Assessing children’s literature

Published by mark at 13:52 under Manuscript appraisal

I’ve been carrying out appraisals of manuscripts of children’s books. You might think, because the style of writing, the marketing and the themes and the apparent intended functions of children’s literature that are so different to those of adult books, that some different skills or approaches or considerations apply. And, I suggest, you’d be wrong. Here’s why …

A story is a story. Whether it is told in 200,000 words in a classic novel, an equal mix of images and text in a graphic novel, a handful of rhyming couplets in an illustrated book or in a book with no text at all, what is important is the story we are hearing.

The questions are only: What is happening? Who does it happen to? How are they changed or not changed by the experience? How does the book construct us as its readers and how might we feel about what we see is happening in the story? What do we learn about the culture that informed or is created by the text? About our own culture? Does the story remind us of our earlier selves, or make us think of what we might one day become? Or is it an escape, a fantastical journey into a story that could never happen to us?

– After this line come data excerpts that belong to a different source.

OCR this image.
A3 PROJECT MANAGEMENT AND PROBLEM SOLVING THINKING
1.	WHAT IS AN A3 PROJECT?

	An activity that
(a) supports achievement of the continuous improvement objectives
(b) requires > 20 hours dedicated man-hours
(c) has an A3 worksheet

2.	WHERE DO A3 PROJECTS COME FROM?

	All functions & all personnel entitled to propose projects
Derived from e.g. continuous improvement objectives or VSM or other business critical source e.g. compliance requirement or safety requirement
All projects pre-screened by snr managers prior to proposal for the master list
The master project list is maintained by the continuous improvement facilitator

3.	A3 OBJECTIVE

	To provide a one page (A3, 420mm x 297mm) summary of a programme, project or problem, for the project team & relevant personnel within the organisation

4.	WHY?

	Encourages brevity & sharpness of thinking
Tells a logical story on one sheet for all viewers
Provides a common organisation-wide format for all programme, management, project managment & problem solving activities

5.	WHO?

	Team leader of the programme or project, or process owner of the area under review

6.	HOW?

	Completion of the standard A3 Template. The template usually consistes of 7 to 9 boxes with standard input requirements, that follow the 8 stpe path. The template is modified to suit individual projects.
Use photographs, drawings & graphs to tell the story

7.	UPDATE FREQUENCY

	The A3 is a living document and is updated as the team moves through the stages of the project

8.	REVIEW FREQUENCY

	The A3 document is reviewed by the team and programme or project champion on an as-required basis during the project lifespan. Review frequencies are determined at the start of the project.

These questions can be asked of every story, and the good ones answer them clearly. Yes, writing elements like genre, language, style, point-of-view, framing, tense and time, balance of dialogue and description, etc, are all important, but only insomuch as they are means by which the story is told. What really counts is the story we see before us and how well it satisfies our deep need for narrative.

Children’s literature is a genre in its own right, at least according to some theorists, and certainly many participants in the industry think it is completely different to adult writing — but at heart a story is a story and the good ones work, whatever age group they might be written for.